The Sixers plan to use Okafor in a reserve role to start the season. Okafor expects to be on a 12- to 15-minute restriction, similar to Joel Embiid, when he is cleared to play. 

“I think about it all the time, but I talk to him. We’ve talked about this for months,” Brown said of Okafor's coming off the bench. “It’s not anything that is going to surprise anybody. He’s been fantastic. ... I talked with Jahlil about a lot of things and that could be, to start the year it will be, a scenario.”
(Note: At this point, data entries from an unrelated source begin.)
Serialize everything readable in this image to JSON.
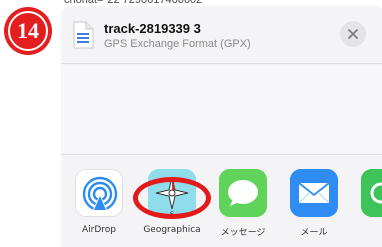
{
  "background": {
    "partial_text": "chorlat=\"22 7290617466602\""
  },
  "step_badge": {
    "label": "⑭",
    "color": "#e41e1e"
  },
  "share_sheet": {
    "file_name": "track-2819339 3",
    "file_type": "GPS Exchange Format (GPX)",
    "close_icon": "close-icon"
  },
  "apps": [
    {
      "label": "AirDrop",
      "icon": "airdrop-icon"
    },
    {
      "label": "Geographica",
      "icon": "compass-icon"
    },
    {
      "label": "メッセージ",
      "icon": "messages-icon"
    },
    {
      "label": "メール",
      "icon": "mail-icon"
    }
  ],
  "highlight": {
    "target": "Geographica",
    "color": "#e21a1a"
  }
}
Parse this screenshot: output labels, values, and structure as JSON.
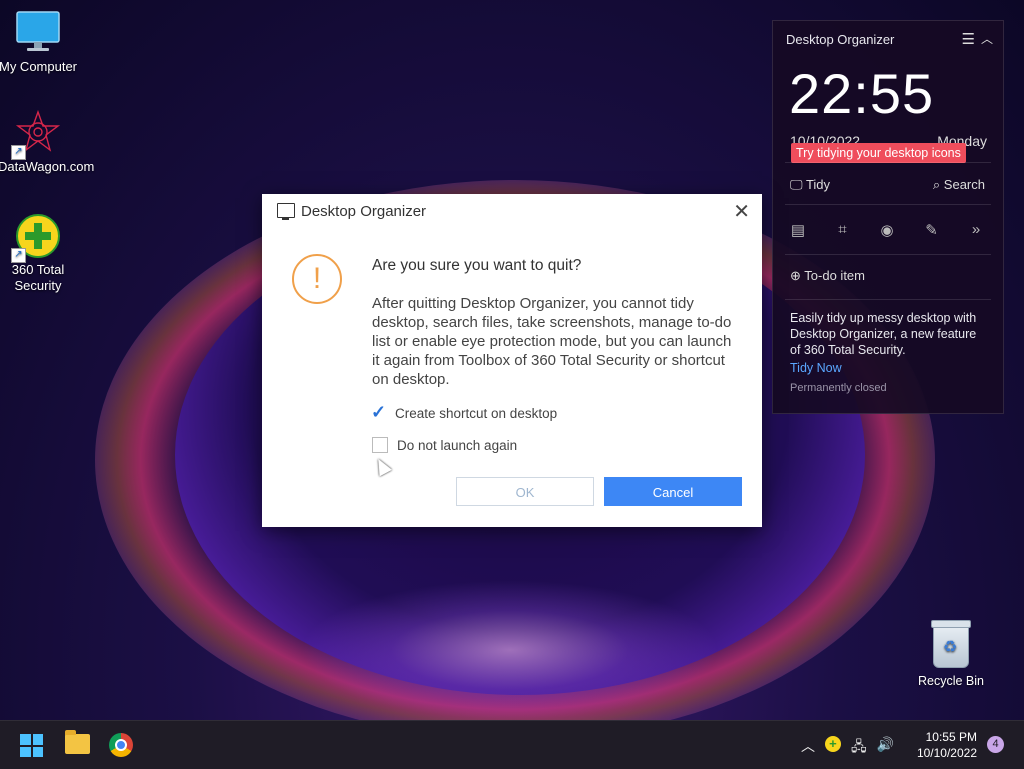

Okafor, the third overall pick in 2015, started 48 of his 53 games last season. He is approaching this year with realistic expectations given his restrictions and is not concerned about being out of the starting five. 
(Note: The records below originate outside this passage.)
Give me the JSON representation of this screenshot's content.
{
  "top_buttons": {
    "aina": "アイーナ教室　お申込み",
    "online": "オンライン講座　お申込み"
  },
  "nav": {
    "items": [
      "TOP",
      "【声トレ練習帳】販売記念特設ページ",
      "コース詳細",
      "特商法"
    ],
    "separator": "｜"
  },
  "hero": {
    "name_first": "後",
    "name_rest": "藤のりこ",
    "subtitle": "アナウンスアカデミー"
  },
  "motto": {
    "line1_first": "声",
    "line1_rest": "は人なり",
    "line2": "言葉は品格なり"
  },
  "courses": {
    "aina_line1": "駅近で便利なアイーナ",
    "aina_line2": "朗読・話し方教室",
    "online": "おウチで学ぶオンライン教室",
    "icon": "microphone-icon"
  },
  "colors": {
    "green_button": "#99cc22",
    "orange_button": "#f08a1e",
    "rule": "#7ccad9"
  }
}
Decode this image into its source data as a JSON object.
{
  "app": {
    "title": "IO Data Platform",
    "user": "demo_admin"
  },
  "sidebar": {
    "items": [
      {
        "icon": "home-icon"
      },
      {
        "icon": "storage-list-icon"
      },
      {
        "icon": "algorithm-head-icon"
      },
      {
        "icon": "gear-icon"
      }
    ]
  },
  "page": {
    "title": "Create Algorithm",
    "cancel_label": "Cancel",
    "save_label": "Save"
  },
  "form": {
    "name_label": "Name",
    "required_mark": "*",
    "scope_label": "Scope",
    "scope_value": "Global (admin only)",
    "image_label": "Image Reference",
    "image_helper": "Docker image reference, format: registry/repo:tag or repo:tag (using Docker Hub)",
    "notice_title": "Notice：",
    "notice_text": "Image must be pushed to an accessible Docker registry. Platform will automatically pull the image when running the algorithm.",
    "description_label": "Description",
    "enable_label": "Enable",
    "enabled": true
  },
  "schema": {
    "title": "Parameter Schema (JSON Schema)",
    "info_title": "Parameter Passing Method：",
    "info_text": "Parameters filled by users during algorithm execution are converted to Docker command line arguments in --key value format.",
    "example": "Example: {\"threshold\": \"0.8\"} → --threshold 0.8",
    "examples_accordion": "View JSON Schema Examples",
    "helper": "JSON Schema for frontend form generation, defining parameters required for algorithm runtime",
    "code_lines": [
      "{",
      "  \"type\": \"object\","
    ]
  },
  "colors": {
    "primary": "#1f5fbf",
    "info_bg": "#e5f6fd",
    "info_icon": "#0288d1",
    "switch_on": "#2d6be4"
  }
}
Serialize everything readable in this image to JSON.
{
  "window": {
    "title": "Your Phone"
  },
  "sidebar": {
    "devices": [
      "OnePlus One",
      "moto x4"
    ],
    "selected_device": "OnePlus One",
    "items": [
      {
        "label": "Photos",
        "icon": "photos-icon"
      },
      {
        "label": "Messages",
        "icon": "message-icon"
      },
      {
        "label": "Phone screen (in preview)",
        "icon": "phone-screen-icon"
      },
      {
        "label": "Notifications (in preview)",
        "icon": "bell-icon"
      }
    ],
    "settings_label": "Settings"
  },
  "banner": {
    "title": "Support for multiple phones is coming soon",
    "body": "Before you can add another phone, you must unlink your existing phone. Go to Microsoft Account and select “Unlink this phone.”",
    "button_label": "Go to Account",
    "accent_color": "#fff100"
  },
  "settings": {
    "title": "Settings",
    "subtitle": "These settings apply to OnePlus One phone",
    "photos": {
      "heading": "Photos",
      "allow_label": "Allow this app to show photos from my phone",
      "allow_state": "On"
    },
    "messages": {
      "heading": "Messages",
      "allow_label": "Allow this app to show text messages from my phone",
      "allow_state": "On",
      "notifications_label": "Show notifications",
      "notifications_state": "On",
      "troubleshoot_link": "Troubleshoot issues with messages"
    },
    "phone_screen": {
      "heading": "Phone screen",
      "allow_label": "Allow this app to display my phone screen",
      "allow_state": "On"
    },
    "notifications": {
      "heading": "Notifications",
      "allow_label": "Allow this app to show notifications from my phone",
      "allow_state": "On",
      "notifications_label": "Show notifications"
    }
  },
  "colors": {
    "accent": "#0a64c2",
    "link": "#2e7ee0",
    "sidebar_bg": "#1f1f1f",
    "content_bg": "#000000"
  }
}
“I’ll be fine,” Okafor said. “That won’t be a tough adjustment for me. I came off the bench a couple of times last year.”

Brown’s focus is not necessarily on how Okafor starts the game, but how he finishes. He would like Okafor and Embiid to be able to play together at the end of games to give the team a fourth-quarter boost.
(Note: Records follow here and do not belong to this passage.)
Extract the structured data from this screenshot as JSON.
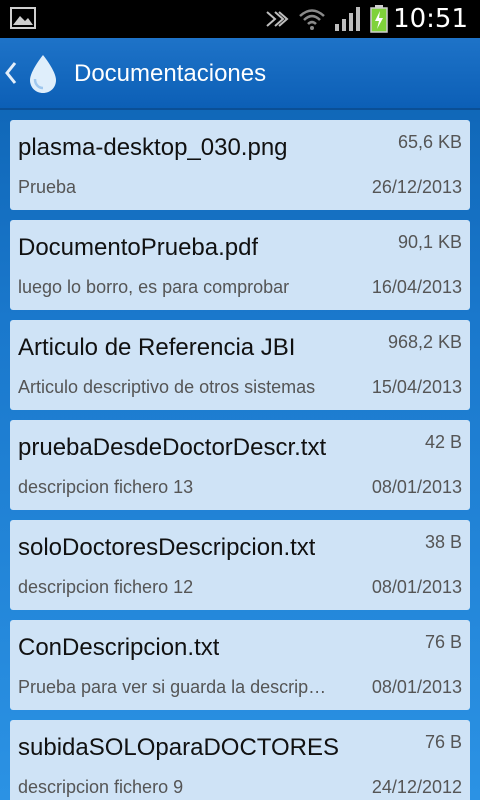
{
  "status_bar": {
    "time": "10:51",
    "icons": [
      "gallery-icon",
      "bluetooth-off-icon",
      "wifi-icon",
      "signal-icon",
      "battery-charging-icon"
    ],
    "battery_color": "#7fd23a"
  },
  "action_bar": {
    "title": "Documentaciones",
    "icons": [
      "back-chevron-icon",
      "water-drop-icon"
    ]
  },
  "documents": [
    {
      "name": "plasma-desktop_030.png",
      "size": "65,6 KB",
      "description": "Prueba",
      "date": "26/12/2013"
    },
    {
      "name": "DocumentoPrueba.pdf",
      "size": "90,1 KB",
      "description": "luego lo borro, es para comprobar",
      "date": "16/04/2013"
    },
    {
      "name": "Articulo de Referencia JBI",
      "size": "968,2 KB",
      "description": "Articulo descriptivo de otros sistemas",
      "date": "15/04/2013"
    },
    {
      "name": "pruebaDesdeDoctorDescr.txt",
      "size": "42 B",
      "description": "descripcion fichero 13",
      "date": "08/01/2013"
    },
    {
      "name": "soloDoctoresDescripcion.txt",
      "size": "38 B",
      "description": "descripcion fichero 12",
      "date": "08/01/2013"
    },
    {
      "name": "ConDescripcion.txt",
      "size": "76 B",
      "description": "Prueba para ver si guarda la descripcion",
      "date": "08/01/2013"
    },
    {
      "name": "subidaSOLOparaDOCTORES",
      "size": "76 B",
      "description": "descripcion fichero 9",
      "date": "24/12/2012"
    }
  ],
  "colors": {
    "action_bar": "#1565c0",
    "card_background": "#cfe3f6",
    "background_gradient_top": "#0b5fae",
    "background_gradient_bottom": "#2b92e4"
  }
}
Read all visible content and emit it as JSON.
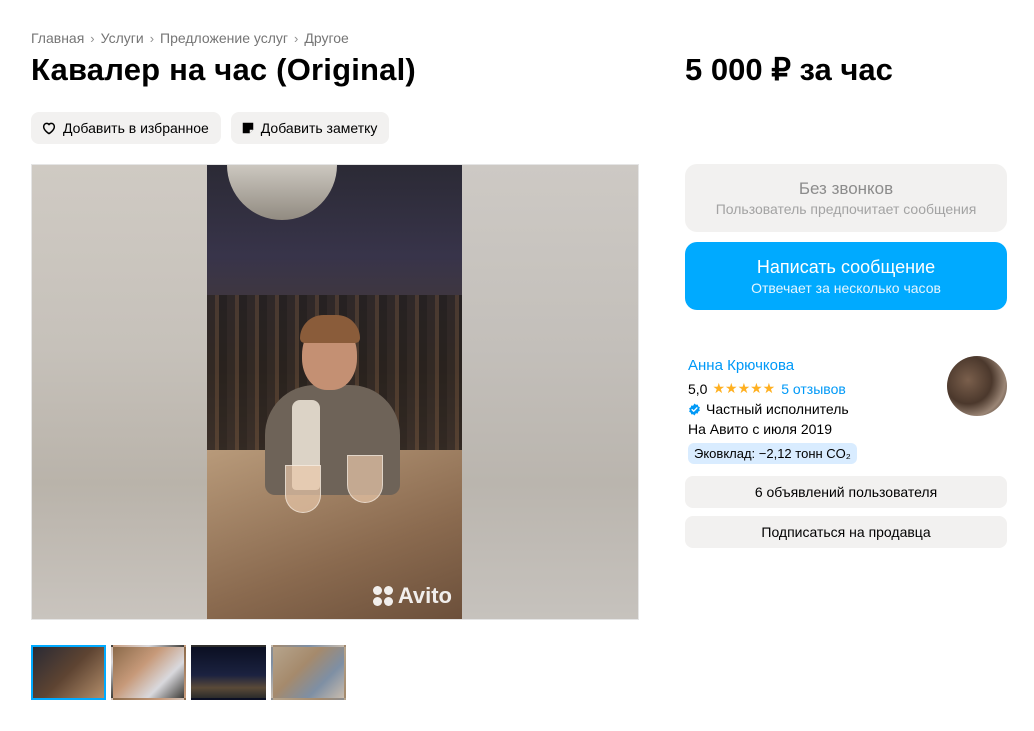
{
  "breadcrumb": {
    "items": [
      "Главная",
      "Услуги",
      "Предложение услуг",
      "Другое"
    ],
    "separator": "›"
  },
  "listing": {
    "title": "Кавалер на час (Original)",
    "price": "5 000 ₽ за час"
  },
  "actions": {
    "favorite_label": "Добавить в избранное",
    "note_label": "Добавить заметку"
  },
  "gallery": {
    "watermark": "Avito",
    "thumbnail_count": 4,
    "active_index": 0
  },
  "contact": {
    "no_calls_title": "Без звонков",
    "no_calls_subtitle": "Пользователь предпочитает сообщения",
    "message_button_title": "Написать сообщение",
    "message_button_subtitle": "Отвечает за несколько часов"
  },
  "seller": {
    "name": "Анна Крючкова",
    "rating": "5,0",
    "stars": "★★★★★",
    "reviews": "5 отзывов",
    "type": "Частный исполнитель",
    "since": "На Авито с июля 2019",
    "eco": "Эковклад: −2,12 тонн CO₂",
    "listings_button": "6 объявлений пользователя",
    "subscribe_button": "Подписаться на продавца"
  },
  "colors": {
    "accent": "#00aaff",
    "link": "#0099f7",
    "star": "#ffb021",
    "button_bg": "#f2f1f0"
  },
  "icons": {
    "favorite": "heart-icon",
    "note": "note-icon",
    "verified": "verified-check-icon"
  }
}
“If it ends up you’ve got Jahlil coming off the bench and he’s going against backup five men, you think you probably have an advantage there,” Brown said. “If he does anything, he scores the ball, he scores buckets, he gets points. You can see how that can be a really nice role for him and for us.”

Okafor led the Sixers in scoring last season with 17.5 points per game. Brown, though, is focusing on his defensive improvements. The Sixers are looking to play an uptempo system in which they will need Okafor to hustle on defense each possession. Okafor slimmed down and added muscle this summer to prepare for the season. 

“He has to be elite in two areas to me,” Brown said. “Transition defense first — A-plus-plus-plus, get back. If you’re tired, if you’ve got to conserve energy, it’s not that way. It’s running back on offense. We have to get him back on defense.

“Then he has to be better skilled, better drilled by me, [a] high level of accountability with pick-and-roll defense. ... You can go over to defensive rebounding (as) a close third, but those two things happen the most.”

Okafor expects to be more effective on the defensive end after getting adjusted to it as a rookie. 

“(I want) to be smarter on defense, knowing where to be,” Okafor said. “My first year playing in the NBA, it was just a lot going on. Everybody was so fast.” 

Brown sees a focused 20-year-old who is more disciplined and ready to embrace whatever role he is given this season. 

“I can’t wait to coach him this year," Brown said. "I think he’s going to come back and have a great year. His body tells me that, his attitude tells me that. He’s in a good place personally."